Absent the willingness of lawyer management to be sensitive to the changing needs of a firm, and the desires and expectations of its partners about the core values which guide the firm, including its methods for determining and implementing policies, compensating its lawyers and engaging in strategic and marketing planning, to compete effectively with other law firms in its geographic area, that firm will have problems functioning in its practice environment, and may have difficulty surviving.

Warning Signs:

  1. Partner complaints or suggestions, that they are not being kept informed of firm matters that involve staffing, termination of attorneys, issues that may affect particular partners or their areas of practice, etc.
  2. Feelings that they are being “manipulated” by lawyer management or a group of dominating partners.
  3. Being assigned responsibility for performing certain administrative or substantive tasks without being granted adequate authority to accomplish them.
  4. Unwillingness of the more influential partners to share in the decision making process for the firm.
  5. The sense that decisions are being made by a select few, and that the partner meetings are essentially eyewash, as major decisions are made prior to the meeting, and partners are being “played with.”
  6. Lack of open communications between the more influential partners and the rest of the attorneys. “Other” partners seem to learn about decisions through the “grapevine,” rather than from the decision makers.
  7. Senior (or more influential) partners consider the firm as their private domain, and take others for granted.
  8. Lack of concern about the status or feelings of other partners by some of the more influential partners.
  9. Insensitivity to the personal and professional needs and priorities of partners, i.e., handing them client matters at the last minute and demanding work be performed immediately, or within an unrealistic time frame, even though the matter may have rested on the originating partner’s desk for some time.
  10. Unfair compensation system whereby the more influential partners are greedy and manipulate compensation plans to suit their own purposes.
  11. Lack of adequate planning for transfer of client responsibility from the more senior partners to other mid-level and junior partners; a fall off in business due to client departure that the firm did not anticipate, or plan for, or the end of a significant matter that kept several attorneys and staff fully occupied, and no plan for replacement of that work.
  12. The more senior partners reducing their active involvement in business origination, producing work or firm management, yet still expecting to receive a significant portion of profits.
  13. A minority of the partners making decisions or engaging in activities that ignore/disregard the concerns, interests, wishes or expectations of a majority of the partners.

What to do if These Warning Signs Appear:

  1. Communicate, Communicate and Communicate!
  2. Lawyer management should take particular care to assess the needs, requirements and expectations of all of the other lawyers.
  3. Lawyers should be given the opportunity to participate in those governance issues and to be kept informed about those activities that will influence the firm’s future.
  4. Have regularly scheduled meetings, announce the dates and times of these meetings far enough in advance to clear schedules, and hold them regardless of whether the more influential partners are present.
  5. Prepare an agenda for these meetings; request partners to contribute to the agenda; circulate the agenda prior to the meeting; provide background information when and where possible in advance of the meeting; prepare minutes or summaries of the meeting so there will be a written record of the decisions reached, etc., circulate these minutes to the partners for information purposes.
  6. Encourage partners to speak out on various issues of a policy, financial ad operational nature that will affect the firm and its practice components, presently and in the future, without fear of retribution by the dominant/more influential partners.
  7. Reach a consensus of a significant majority of the partners about the kind of culture they want for the firm.
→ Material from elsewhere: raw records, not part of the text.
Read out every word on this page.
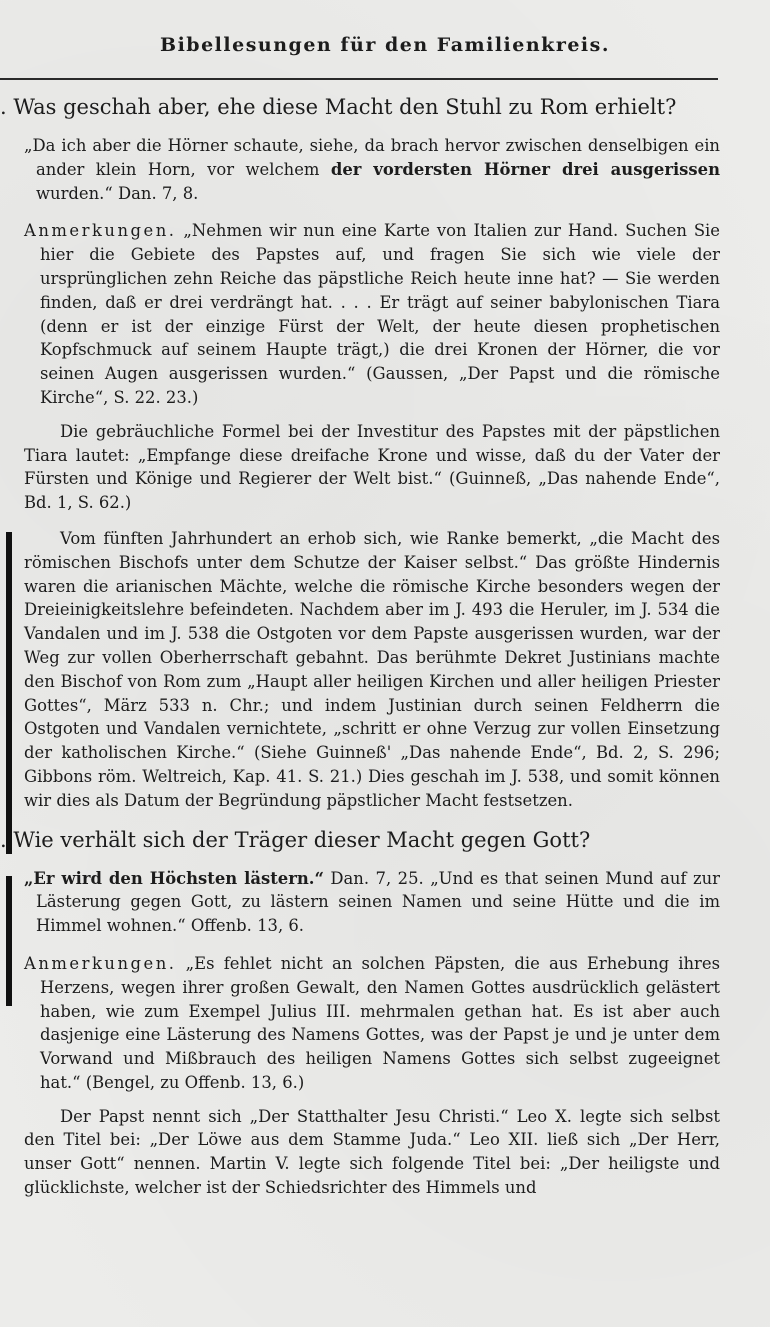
Bibellesungen für den Familienkreis.
. Was geschah aber, ehe diese Macht den Stuhl zu Rom erhielt?

„Da ich aber die Hörner schaute, siehe, da brach hervor zwischen denselbigen ein ander klein Horn, vor welchem der vordersten Hörner drei ausgerissen wurden.“ Dan. 7, 8.

Anmerkungen. „Nehmen wir nun eine Karte von Italien zur Hand. Suchen Sie hier die Gebiete des Papstes auf, und fragen Sie sich wie viele der ursprünglichen zehn Reiche das päpstliche Reich heute inne hat? — Sie werden finden, daß er drei verdrängt hat. . . . Er trägt auf seiner babylonischen Tiara (denn er ist der einzige Fürst der Welt, der heute diesen prophetischen Kopfschmuck auf seinem Haupte trägt,) die drei Kronen der Hörner, die vor seinen Augen ausgerissen wurden.“ (Gaussen, „Der Papst und die römische Kirche“, S. 22. 23.)

Die gebräuchliche Formel bei der Investitur des Papstes mit der päpstlichen Tiara lautet: „Empfange diese dreifache Krone und wisse, daß du der Vater der Fürsten und Könige und Regierer der Welt bist.“ (Guinneß, „Das nahende Ende“, Bd. 1, S. 62.)

Vom fünften Jahrhundert an erhob sich, wie Ranke bemerkt, „die Macht des römischen Bischofs unter dem Schutze der Kaiser selbst.“ Das größte Hindernis waren die arianischen Mächte, welche die römische Kirche besonders wegen der Dreieinigkeitslehre befeindeten. Nachdem aber im J. 493 die Heruler, im J. 534 die Vandalen und im J. 538 die Ostgoten vor dem Papste ausgerissen wurden, war der Weg zur vollen Oberherrschaft gebahnt. Das berühmte Dekret Justinians machte den Bischof von Rom zum „Haupt aller heiligen Kirchen und aller heiligen Priester Gottes“, März 533 n. Chr.; und indem Justinian durch seinen Feldherrn die Ostgoten und Vandalen vernichtete, „schritt er ohne Verzug zur vollen Einsetzung der katholischen Kirche.“ (Siehe Guinneß' „Das nahende Ende“, Bd. 2, S. 296; Gibbons röm. Weltreich, Kap. 41. S. 21.) Dies geschah im J. 538, und somit können wir dies als Datum der Begründung päpstlicher Macht festsetzen.

. Wie verhält sich der Träger dieser Macht gegen Gott?

„Er wird den Höchsten lästern.“ Dan. 7, 25. „Und es that seinen Mund auf zur Lästerung gegen Gott, zu lästern seinen Namen und seine Hütte und die im Himmel wohnen.“ Offenb. 13, 6.

Anmerkungen. „Es fehlet nicht an solchen Päpsten, die aus Erhebung ihres Herzens, wegen ihrer großen Gewalt, den Namen Gottes ausdrücklich gelästert haben, wie zum Exempel Julius III. mehrmalen gethan hat. Es ist aber auch dasjenige eine Lästerung des Namens Gottes, was der Papst je und je unter dem Vorwand und Mißbrauch des heiligen Namens Gottes sich selbst zugeeignet hat.“ (Bengel, zu Offenb. 13, 6.)

Der Papst nennt sich „Der Statthalter Jesu Christi.“ Leo X. legte sich selbst den Titel bei: „Der Löwe aus dem Stamme Juda.“ Leo XII. ließ sich „Der Herr, unser Gott“ nennen. Martin V. legte sich folgende Titel bei: „Der heiligste und glücklichste, welcher ist der Schiedsrichter des Himmels und
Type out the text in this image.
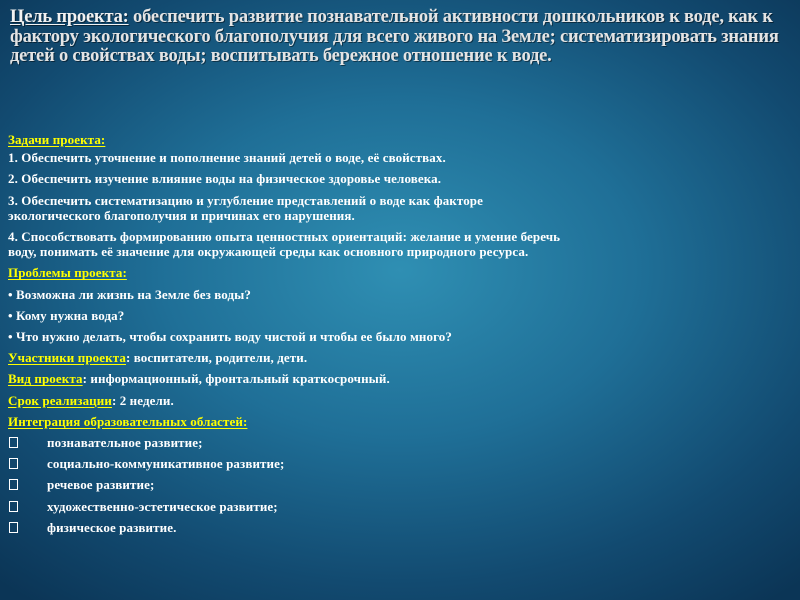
Цель проекта: обеспечить развитие познавательной активности дошкольников к воде, как к фактору экологического благополучия для всего живого на Земле; систематизировать знания детей о свойствах воды; воспитывать бережное отношение к воде.
Задачи проекта:
1. Обеспечить уточнение и пополнение знаний детей о воде, её свойствах.
2. Обеспечить изучение влияние воды на физическое здоровье человека.
3. Обеспечить систематизацию и углубление представлений о воде как факторе
экологического благополучия и причинах его нарушения.
4. Способствовать формированию опыта ценностных ориентаций: желание и умение беречь
воду, понимать её значение для окружающей среды как основного природного ресурса.
Проблемы проекта:
• Возможна ли жизнь на Земле без воды?
• Кому нужна вода?
• Что нужно делать, чтобы сохранить воду чистой и чтобы ее было много?
Участники проекта: воспитатели, родители, дети.
Вид проекта: информационный, фронтальный краткосрочный.
Срок реализации: 2 недели.
Интеграция образовательных областей:
познавательное развитие;
социально-коммуникативное развитие;
речевое развитие;
художественно-эстетическое развитие;
физическое развитие.
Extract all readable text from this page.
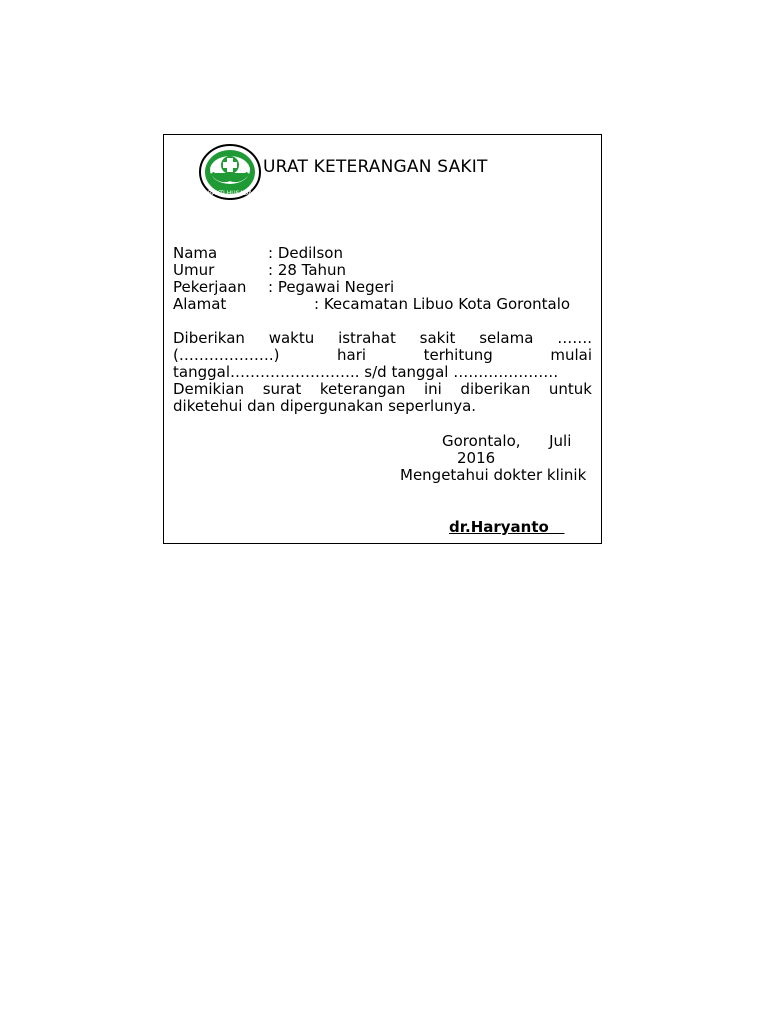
BAKTI HUSADA
URAT KETERANGAN SAKIT
Nama	: Dedilson
Umur	: 28 Tahun
Pekerjaan : Pegawai Negeri
Alamat	: Kecamatan Libuo Kota Gorontalo
Diberikan waktu istrahat sakit selama …….
(……………….) hari terhitung mulai
tanggal…………………….. s/d tanggal …………………
Demikian surat keterangan ini diberikan untuk
diketehui dan dipergunakan seperlunya.
Gorontalo,      Juli
2016
Mengetahui dokter klinik
dr.Haryanto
Then develop a plan(s) on how to achieve these goals, with partner responsibility and designated dates for status reporting/implementation.
  8. Insure that the firm has a compensation system that is well conceived and implemented, and that rewards the positive efforts of partners and associates and incents them to perform those activities that will progress the firm in the desired manner.
  9. Provide all lawyers with the opportunity to grow, professionally and personally, by attending CLE, in-house training programs about substantive matters, and, on a selective basis, participating in administrative assignments to enable them learn about managing aspects of the firm, consistent with the culture desired.
  10. Provide opportunities for the mid-level and junior partners (and associates) to participate in the orderly succession of firm management and client development and retention. Be sensitive to the needs and concerns of the older lawyers, and insure that the present compensation system does not work at cross purposes with the firm’s ability to achieve these immediate and longer term objectives.
  11. Follow-up on the progress of the firm and its components to insure that the desired culture is being maintained, and reinforced by all lawyers, as required.
  12. Be sensitive to the need to “tweak” elements of the firm’s culture, in accordance with the priorities and needs of the partners, as required, so as to avoid problems down the road.